Stärkung der evidenzbasierten Entwicklungszusammenarbeit der Schweiz - Ein Überblick

28. Januar 2025
Stärkung der evidenzbasierten Entwicklungszusammenarbeit der Schweiz - Ein Überblick

Die Schweizer Entwicklungszusammenarbeit steht vor der Herausforderung, ihre Wirksamkeit in einer Welt multipler Krisen und sinkender Budgets weiter zu steigern. Ein kürzlich veröffentlichtes Policy Paper zeigt Wege auf, wie die Direktion für Entwicklung und Zusammenarbeit (DEZA) ihre führende Rolle in der evidenzbasierten Entwicklungszusammenarbeit stärken kann.

Basierend auf Empfehlungen der Parlamentarischen Verwaltungsprüfungskommission (PVK), einem Peer Review von 2020 und einer ETH-Studie werden drei zentrale Handlungsfelder identifiziert:

1. Stärkung der Nutzung von Evidenz

Die DEZA sollte den Zugang zu bestehender Evidenz verbessern, etwa durch eine benutzerfreundliche Datenbank nach dem Vorbild der deutschen KfW-Entwicklungsbank. Eine "Evidenz-Hotline" könnte DEZA-Mitarbeitende bei der praktischen Nutzung von Evidenz unterstützen. Zudem sollte Evidenz systematisch in Projektanträge und Evaluationen integriert werden.

2. Stärkung der Generierung hochwertiger Evidenz

Das Policy Paper empfiehlt die Festlegung einer Mindestanzahl robuster Evaluationen, insbesondere bei strategisch wichtigen Projekten und grösseren Budgets. Mindestens 1% der Schweizer APD-Mittel sollten für Monitoring, Evaluation und Learning reserviert werden. Die Wiedereinführung der "Impact Awards" könnte Schweizer NGOs zur Durchführung robuster Studien motivieren.

3. Schaffung einer institutionellen Evidenz-Kultur

Zentral ist die politische Priorisierung evidenzbasierter Entwicklungszusammenarbeit, etwa durch die Unterzeichnung des 3ie Global Evidence Commitment. Schulungen für DEZA-Personal und Partner sowie nicht-rotierende Expertenstellen sollen das notwendige Fachwissen sichern.
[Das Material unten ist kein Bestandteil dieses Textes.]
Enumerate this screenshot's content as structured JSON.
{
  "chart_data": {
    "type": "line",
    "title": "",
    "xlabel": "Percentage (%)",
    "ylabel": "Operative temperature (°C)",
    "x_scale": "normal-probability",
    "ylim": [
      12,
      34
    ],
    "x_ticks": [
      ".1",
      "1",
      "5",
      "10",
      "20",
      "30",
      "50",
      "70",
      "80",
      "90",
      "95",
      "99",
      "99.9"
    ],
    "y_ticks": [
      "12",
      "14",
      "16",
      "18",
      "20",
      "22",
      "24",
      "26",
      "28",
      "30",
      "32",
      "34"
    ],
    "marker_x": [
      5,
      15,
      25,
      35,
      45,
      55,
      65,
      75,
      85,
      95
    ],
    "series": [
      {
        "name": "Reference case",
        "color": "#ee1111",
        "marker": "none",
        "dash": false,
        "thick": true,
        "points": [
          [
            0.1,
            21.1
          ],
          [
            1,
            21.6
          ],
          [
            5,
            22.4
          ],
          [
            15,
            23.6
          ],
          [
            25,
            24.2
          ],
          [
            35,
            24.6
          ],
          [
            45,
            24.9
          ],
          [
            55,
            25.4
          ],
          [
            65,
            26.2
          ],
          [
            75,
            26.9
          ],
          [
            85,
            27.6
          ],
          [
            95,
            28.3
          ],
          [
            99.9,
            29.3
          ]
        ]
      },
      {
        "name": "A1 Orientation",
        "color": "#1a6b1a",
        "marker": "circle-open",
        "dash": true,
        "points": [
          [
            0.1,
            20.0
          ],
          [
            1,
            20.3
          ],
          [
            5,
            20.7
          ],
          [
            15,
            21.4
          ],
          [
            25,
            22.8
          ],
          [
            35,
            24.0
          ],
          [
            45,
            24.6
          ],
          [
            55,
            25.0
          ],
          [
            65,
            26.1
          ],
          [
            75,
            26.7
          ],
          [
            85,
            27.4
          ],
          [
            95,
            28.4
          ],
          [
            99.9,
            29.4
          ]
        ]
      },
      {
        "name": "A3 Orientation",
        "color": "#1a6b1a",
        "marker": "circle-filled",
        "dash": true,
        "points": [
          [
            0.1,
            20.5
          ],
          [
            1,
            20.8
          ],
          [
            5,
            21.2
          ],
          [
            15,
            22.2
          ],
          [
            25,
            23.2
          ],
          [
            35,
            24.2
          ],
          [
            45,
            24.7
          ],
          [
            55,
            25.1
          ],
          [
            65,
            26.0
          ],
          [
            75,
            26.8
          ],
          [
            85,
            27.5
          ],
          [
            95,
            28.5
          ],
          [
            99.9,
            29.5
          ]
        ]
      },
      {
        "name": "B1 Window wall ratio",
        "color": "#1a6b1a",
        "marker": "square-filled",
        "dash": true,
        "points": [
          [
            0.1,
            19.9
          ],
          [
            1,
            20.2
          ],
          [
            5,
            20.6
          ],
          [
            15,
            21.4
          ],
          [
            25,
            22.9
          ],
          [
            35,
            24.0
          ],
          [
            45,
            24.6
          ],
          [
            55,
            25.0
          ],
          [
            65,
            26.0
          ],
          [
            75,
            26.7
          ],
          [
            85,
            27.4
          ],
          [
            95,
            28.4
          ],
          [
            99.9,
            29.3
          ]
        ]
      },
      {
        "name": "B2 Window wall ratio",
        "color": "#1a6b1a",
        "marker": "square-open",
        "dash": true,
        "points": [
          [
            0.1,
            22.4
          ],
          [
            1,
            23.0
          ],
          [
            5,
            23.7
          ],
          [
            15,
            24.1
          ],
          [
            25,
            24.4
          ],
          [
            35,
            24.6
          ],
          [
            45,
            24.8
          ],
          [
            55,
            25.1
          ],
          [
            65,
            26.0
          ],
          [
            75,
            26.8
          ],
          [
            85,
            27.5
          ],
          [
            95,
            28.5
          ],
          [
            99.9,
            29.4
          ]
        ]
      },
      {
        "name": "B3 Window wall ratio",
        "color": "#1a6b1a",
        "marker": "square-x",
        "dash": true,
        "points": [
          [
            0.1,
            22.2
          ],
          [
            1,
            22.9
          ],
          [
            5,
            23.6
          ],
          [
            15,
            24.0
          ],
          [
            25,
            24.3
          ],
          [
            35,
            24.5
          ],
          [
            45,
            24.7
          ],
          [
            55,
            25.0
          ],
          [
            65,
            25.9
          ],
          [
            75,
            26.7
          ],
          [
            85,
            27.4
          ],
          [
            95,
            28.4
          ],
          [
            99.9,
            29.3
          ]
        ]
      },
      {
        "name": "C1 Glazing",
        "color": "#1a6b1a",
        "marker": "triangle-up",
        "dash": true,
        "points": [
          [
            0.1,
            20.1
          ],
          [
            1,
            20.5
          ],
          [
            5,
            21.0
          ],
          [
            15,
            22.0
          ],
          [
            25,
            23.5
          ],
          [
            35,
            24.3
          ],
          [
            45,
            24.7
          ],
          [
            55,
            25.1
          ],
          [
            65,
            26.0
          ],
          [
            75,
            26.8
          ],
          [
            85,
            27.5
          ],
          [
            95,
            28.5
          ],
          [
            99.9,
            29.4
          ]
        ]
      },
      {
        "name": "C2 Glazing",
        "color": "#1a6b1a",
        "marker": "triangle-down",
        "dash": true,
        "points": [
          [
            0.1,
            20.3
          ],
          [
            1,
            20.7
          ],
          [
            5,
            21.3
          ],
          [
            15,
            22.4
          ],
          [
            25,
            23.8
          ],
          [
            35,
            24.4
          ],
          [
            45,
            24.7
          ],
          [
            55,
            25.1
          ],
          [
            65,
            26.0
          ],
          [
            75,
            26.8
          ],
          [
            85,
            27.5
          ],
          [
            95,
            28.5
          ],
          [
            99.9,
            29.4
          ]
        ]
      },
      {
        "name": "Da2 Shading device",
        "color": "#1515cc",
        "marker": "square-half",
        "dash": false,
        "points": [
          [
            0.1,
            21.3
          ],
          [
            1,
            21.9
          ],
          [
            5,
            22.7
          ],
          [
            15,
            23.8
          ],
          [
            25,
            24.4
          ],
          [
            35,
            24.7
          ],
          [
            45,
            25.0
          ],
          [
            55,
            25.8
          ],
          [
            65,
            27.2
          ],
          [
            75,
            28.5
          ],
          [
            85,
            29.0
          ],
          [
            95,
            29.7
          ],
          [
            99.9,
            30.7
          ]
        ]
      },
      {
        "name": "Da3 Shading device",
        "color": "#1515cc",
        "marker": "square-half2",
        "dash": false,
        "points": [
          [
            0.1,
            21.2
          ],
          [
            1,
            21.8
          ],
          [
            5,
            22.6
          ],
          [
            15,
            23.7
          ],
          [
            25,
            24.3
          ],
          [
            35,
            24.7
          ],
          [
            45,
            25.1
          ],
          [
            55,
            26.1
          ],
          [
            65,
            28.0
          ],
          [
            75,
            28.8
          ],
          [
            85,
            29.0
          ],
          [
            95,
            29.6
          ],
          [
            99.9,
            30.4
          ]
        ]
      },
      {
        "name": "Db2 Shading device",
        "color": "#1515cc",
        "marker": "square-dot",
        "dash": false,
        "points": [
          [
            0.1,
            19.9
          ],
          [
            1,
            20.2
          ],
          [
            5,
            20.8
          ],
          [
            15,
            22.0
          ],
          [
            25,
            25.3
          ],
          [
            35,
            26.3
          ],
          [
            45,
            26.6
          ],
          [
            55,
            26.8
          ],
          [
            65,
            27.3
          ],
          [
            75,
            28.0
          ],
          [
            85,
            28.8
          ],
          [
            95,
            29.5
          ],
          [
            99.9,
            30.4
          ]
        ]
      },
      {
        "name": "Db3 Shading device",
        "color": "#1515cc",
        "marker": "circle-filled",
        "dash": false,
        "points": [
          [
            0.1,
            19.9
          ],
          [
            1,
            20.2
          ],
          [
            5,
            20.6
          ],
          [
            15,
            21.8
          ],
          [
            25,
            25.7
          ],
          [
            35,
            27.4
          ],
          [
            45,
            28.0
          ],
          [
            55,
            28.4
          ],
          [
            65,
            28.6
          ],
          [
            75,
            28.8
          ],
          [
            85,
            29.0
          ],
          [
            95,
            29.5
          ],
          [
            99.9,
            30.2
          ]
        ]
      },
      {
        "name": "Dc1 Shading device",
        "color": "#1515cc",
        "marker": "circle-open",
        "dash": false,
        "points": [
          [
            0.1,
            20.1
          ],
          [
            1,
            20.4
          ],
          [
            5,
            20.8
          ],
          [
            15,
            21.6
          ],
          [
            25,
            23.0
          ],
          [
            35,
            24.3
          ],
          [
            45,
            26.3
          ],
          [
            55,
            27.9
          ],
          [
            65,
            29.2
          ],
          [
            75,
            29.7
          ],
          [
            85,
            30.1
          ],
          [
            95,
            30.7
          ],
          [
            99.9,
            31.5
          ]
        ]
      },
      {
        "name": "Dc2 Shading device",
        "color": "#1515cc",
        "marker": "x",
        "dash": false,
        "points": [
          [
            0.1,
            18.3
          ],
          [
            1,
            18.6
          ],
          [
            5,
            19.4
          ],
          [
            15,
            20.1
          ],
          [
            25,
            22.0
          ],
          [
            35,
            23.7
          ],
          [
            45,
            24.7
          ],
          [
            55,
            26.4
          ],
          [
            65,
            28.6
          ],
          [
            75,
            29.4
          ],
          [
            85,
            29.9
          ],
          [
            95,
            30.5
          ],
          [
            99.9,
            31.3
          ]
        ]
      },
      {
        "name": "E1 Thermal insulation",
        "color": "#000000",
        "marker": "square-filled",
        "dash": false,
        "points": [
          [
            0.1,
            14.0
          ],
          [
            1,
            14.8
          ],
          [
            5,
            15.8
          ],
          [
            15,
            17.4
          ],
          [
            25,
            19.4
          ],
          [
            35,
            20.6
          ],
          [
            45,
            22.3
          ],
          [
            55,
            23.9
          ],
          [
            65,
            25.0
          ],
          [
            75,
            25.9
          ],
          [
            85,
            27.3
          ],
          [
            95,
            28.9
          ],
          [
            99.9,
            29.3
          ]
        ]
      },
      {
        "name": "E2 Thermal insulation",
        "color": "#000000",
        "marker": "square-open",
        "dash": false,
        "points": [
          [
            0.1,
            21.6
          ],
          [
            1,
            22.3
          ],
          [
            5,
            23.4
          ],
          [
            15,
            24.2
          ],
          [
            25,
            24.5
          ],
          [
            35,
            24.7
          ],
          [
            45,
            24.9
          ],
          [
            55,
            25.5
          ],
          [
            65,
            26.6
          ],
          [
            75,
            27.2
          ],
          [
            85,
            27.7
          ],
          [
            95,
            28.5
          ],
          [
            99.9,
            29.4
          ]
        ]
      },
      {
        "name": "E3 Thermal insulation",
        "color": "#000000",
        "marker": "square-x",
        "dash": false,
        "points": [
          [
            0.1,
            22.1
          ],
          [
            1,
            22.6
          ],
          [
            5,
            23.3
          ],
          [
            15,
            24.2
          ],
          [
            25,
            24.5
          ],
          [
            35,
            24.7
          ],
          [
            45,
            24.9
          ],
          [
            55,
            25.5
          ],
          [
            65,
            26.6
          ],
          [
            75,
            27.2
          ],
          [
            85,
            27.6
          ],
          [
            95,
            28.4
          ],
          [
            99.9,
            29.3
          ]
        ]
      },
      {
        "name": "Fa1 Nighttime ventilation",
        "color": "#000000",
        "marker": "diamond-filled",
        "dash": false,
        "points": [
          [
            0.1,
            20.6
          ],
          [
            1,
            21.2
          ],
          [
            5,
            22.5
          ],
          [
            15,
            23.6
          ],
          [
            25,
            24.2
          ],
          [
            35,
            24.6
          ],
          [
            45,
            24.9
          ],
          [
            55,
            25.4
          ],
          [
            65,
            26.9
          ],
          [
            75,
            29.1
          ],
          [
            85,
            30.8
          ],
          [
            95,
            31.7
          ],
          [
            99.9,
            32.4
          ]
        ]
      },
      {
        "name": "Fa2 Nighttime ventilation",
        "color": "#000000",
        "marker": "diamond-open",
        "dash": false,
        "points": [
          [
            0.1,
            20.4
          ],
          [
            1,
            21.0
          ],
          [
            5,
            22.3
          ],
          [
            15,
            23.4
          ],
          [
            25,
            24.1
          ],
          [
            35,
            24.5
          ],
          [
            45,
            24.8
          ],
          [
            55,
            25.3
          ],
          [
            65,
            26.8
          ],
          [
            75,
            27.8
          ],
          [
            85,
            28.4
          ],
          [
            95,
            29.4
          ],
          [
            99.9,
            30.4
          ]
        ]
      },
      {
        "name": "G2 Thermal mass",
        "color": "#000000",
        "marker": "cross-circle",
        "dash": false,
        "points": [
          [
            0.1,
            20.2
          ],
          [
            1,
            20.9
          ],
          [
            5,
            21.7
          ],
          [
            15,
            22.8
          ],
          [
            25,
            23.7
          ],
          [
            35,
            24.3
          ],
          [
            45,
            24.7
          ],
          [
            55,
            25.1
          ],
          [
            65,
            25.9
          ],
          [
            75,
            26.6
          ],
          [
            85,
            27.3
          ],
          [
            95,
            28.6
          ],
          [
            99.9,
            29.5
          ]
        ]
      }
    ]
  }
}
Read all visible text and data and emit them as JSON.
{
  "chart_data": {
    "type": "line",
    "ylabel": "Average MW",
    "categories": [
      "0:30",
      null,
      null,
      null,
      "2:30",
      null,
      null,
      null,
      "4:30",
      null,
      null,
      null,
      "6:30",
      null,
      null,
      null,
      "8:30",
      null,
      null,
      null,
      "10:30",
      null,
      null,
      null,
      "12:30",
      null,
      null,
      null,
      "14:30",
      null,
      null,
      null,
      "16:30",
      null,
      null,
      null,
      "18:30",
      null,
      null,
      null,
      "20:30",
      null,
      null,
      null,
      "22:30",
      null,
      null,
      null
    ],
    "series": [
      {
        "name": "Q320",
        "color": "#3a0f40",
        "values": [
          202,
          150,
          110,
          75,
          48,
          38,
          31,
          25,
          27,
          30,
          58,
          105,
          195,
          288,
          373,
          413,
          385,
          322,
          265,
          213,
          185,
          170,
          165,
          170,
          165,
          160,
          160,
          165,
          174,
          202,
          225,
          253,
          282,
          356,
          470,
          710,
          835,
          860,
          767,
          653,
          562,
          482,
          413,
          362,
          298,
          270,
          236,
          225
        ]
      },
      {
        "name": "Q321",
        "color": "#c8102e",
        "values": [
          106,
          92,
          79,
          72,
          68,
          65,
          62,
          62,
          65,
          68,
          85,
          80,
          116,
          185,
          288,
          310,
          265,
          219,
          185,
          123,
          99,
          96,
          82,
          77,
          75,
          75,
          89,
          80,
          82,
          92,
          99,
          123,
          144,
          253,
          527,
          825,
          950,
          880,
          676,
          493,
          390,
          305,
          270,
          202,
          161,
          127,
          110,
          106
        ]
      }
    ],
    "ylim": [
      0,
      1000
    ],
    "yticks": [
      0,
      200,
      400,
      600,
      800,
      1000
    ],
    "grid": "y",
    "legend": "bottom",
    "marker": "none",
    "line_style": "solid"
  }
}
Diese Massnahmen zielen darauf ab, die Wirksamkeit der Schweizer Entwicklungszusammenarbeit durch wissenschaftlich fundierte Entscheidungen zu steigern. Eine evidenzbasierte Entwicklungszusammenarbeit kommt nicht nur den Ärmsten zugute, sondern entspricht auch modernen Standards der Rechenschaftspflicht und stärkt die öffentliche Akzeptanz für Entwicklungszusammenarbeit.

Die Schweizer Entwicklungszusammenarbeit schneidet im internationalen Vergleich bereits gut ab. Die vorgeschlagenen Verbesserungen sollen nicht als Vorwand für Budgetkürzungen dienen, sondern als Chance verstanden werden, die Wirksamkeit weiter zu optimieren.


Dieser Blog-Post basiert auf dem Policy Paper "Stärkung der evidenzbasierten Entwicklungszusammenarbeit der Schweiz" von Coopération Globale.